Thursday, April 16th, 2009...10:14 am
Put your hands together for the Wikipedia survey volunteer translators
Jump to Comments
We (UNU MERIT CCG) released the first overview results from the Wikipedia survey today. Erik Moeller has a longer blog-post about the survey and the data. He calls it a “landmark moment”.
Running a survey in 20 languages is not a trivial feat, and some of the people behind the scenes without whom this would not have been possible are listed below. They are members of the Wikipedia community and volunteered their time to translate a long (loooooooooooong) survey into a potpourri of world languages. Thank you! (I don’t have URLs for any of them, so if you are in this list, and would like a link to your blog or home-page, send me an email).
Volunteer translators:
- Jeandré du Toit
- Mohamed Magdy
- Meno25
- Toni Pulido
- Jordi Roqué Figuls
- Xavier SMP
- Zirland
- MF-Warburg
- Tim Landscheidt
- Michael Bimmler
- Arno Lagrange
- Ariel T. Glenn
- Ziko van Dijk
- Verónica Rivero
- Salvador Espada
- Sébastien Beyou
- Plyd
- Delphine Ménard
- Philippe Verdy
- Daniel U. Thibault
- Maximilian Hasler
- Rex
- Alberto
- Morris Mastini
- Federico Leva
- Hatukanezumi
- Naoko Komura
- Henrdrik Maryns
- Robin P.
- Wojciech Pędzich
- McMonster
- Jennifer Hobbs
- Thomas Buckup
- Aleksandr Sigachov
- Ilya Haykinson
- Mayooranathan Ratnavelupillai
- BalaSundaraRaman
- C.R. Selvakumar
- Manop Kaewmoracharoen
- Nguyễn Thanh Quang
- Trần Vĩnh Tân
- Ting Chen
- Andrew Leung




3 Comments
April 17th, 2009 at 4:46 pm
Congrats, P! Fascinating results.
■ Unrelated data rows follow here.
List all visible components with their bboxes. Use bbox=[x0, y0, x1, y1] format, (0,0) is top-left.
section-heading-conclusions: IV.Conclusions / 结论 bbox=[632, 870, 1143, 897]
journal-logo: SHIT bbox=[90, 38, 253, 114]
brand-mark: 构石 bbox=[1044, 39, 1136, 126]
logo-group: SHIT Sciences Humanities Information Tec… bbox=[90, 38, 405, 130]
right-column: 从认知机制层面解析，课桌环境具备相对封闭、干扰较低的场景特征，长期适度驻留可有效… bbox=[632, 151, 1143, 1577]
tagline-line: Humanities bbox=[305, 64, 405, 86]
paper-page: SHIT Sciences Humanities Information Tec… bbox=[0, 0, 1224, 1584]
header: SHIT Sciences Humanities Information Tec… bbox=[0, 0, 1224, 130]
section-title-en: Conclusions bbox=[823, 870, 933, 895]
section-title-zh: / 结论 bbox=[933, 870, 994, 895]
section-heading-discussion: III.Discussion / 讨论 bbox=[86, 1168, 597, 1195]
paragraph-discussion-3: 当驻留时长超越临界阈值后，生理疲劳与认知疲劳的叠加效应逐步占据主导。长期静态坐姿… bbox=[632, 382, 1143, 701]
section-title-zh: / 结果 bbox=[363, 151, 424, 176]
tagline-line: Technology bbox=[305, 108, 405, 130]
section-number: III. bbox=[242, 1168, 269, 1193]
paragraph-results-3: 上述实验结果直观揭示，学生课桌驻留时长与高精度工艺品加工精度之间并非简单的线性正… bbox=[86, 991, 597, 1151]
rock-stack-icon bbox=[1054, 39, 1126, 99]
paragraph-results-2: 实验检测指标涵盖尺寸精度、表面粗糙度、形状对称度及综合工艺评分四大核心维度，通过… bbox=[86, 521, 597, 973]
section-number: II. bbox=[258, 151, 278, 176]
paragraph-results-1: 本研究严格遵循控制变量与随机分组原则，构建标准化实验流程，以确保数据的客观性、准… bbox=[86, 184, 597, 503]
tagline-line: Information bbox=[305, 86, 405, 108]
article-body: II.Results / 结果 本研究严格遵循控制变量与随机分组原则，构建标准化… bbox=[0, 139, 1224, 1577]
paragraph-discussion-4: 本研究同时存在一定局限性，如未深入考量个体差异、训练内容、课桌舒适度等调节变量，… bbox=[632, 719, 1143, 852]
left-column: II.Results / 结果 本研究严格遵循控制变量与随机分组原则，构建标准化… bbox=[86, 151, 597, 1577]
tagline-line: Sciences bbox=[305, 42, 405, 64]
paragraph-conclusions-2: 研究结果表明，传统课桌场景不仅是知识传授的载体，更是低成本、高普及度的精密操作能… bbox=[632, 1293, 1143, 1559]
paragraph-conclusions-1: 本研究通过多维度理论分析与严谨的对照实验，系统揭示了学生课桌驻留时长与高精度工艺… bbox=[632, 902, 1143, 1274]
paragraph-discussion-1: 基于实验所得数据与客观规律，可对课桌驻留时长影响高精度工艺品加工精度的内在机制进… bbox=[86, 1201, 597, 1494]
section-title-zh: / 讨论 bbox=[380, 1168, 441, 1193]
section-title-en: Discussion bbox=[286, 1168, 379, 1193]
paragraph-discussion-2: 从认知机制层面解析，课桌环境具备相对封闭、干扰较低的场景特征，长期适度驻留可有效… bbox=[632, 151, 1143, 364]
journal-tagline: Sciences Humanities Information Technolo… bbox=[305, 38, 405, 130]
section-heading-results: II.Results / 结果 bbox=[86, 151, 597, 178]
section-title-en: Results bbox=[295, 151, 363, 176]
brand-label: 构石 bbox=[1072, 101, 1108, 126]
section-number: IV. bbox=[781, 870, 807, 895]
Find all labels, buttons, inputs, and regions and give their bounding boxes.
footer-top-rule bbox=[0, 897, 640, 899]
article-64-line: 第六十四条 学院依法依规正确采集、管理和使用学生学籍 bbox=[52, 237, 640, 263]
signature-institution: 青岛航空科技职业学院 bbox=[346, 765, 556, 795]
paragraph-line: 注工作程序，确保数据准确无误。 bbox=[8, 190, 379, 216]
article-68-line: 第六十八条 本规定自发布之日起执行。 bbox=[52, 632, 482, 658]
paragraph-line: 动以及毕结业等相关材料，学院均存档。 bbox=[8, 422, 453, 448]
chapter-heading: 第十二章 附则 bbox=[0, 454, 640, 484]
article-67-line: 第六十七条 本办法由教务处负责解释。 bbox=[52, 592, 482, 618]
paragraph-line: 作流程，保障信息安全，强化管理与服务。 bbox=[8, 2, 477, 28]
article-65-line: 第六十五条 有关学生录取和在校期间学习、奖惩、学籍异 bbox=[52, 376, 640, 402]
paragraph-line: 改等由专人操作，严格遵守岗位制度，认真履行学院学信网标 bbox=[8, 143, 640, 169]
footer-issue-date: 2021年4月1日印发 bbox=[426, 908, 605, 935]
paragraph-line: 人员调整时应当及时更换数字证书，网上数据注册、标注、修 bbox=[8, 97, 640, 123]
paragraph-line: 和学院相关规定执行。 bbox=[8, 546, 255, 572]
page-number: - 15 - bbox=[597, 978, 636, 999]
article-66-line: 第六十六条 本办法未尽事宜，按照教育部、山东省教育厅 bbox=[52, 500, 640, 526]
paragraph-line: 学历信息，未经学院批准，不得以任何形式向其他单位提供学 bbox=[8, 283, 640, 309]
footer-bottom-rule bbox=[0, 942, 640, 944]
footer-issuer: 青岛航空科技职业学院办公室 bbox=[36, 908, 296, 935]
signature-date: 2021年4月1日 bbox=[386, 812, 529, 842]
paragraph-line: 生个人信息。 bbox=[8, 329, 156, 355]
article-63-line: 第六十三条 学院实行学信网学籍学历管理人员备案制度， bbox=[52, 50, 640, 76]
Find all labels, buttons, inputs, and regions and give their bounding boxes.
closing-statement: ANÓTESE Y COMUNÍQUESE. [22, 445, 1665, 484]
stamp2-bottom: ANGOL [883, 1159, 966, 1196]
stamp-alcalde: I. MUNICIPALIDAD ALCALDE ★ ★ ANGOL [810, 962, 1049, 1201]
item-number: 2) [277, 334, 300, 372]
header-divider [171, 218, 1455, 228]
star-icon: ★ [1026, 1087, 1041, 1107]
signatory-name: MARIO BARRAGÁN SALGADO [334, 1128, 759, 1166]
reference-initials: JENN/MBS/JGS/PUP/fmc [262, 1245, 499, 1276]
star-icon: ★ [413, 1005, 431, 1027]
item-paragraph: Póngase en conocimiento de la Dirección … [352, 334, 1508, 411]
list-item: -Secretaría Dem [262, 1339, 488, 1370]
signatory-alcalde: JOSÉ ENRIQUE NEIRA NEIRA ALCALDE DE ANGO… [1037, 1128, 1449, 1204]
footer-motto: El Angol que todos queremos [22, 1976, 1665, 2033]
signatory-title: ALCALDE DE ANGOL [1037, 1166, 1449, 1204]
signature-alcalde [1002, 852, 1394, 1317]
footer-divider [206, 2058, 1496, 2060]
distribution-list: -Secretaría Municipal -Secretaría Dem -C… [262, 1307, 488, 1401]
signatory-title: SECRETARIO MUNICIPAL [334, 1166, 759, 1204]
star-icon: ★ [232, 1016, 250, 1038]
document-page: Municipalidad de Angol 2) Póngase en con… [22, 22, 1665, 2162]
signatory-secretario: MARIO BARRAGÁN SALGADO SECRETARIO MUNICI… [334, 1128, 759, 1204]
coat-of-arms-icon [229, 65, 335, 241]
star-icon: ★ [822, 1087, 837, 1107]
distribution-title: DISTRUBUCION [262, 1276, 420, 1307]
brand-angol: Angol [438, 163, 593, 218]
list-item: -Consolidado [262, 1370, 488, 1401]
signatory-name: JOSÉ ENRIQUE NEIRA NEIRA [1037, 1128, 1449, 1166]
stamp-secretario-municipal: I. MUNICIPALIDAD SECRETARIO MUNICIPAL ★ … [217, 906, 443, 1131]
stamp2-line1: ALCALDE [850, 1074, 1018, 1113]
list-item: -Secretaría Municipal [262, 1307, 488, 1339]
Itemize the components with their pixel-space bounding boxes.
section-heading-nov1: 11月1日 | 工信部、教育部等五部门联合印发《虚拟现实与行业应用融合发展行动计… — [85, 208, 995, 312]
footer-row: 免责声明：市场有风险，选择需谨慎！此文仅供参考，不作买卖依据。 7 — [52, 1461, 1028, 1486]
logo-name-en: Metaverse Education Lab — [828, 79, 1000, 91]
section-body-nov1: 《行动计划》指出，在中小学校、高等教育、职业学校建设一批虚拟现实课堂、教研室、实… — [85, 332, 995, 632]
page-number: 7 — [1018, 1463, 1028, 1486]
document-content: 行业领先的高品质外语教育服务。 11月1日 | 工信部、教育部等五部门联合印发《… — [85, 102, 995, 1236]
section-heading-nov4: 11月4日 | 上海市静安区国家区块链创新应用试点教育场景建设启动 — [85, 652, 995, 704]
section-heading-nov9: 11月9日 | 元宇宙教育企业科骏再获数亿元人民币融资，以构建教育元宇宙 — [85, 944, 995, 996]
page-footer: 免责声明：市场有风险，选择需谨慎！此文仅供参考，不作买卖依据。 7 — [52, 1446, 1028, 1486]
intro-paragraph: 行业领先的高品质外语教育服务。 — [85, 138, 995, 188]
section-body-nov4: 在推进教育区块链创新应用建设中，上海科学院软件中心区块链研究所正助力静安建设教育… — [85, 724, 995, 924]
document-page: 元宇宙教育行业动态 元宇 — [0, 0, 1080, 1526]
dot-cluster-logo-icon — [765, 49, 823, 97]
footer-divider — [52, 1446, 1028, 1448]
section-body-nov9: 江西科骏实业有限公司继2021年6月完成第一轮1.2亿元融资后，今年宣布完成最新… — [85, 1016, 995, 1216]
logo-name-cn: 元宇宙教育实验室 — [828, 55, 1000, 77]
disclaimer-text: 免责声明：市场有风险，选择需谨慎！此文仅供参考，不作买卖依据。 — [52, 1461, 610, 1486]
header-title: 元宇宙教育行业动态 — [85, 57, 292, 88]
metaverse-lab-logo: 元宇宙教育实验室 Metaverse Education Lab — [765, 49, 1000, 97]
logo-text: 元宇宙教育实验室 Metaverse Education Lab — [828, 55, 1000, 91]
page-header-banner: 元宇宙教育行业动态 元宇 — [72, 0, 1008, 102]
Would love to hear your take on some of the findings e.g. low female contributors?
April 20th, 2009 at 8:26 am
Hey Heather: I think it’s partly the self-selection bias of the sample. There was no way to do a randomized representative sample with an online community like this. So, lower percentages in the respondents, do not necessarily mean that this is the case for the universe of wikipedia contributors. On the other hand, the number of respondents is so large that we can infer certain trends at least. My impression at Wikimania last year (using a completely non-scientific approach of gut feeling) confirms this, there were more male participants than female ones. I’ll start looking at gender differences for countries and age groups – and let you know if I find something interesting. Thanks for the comment!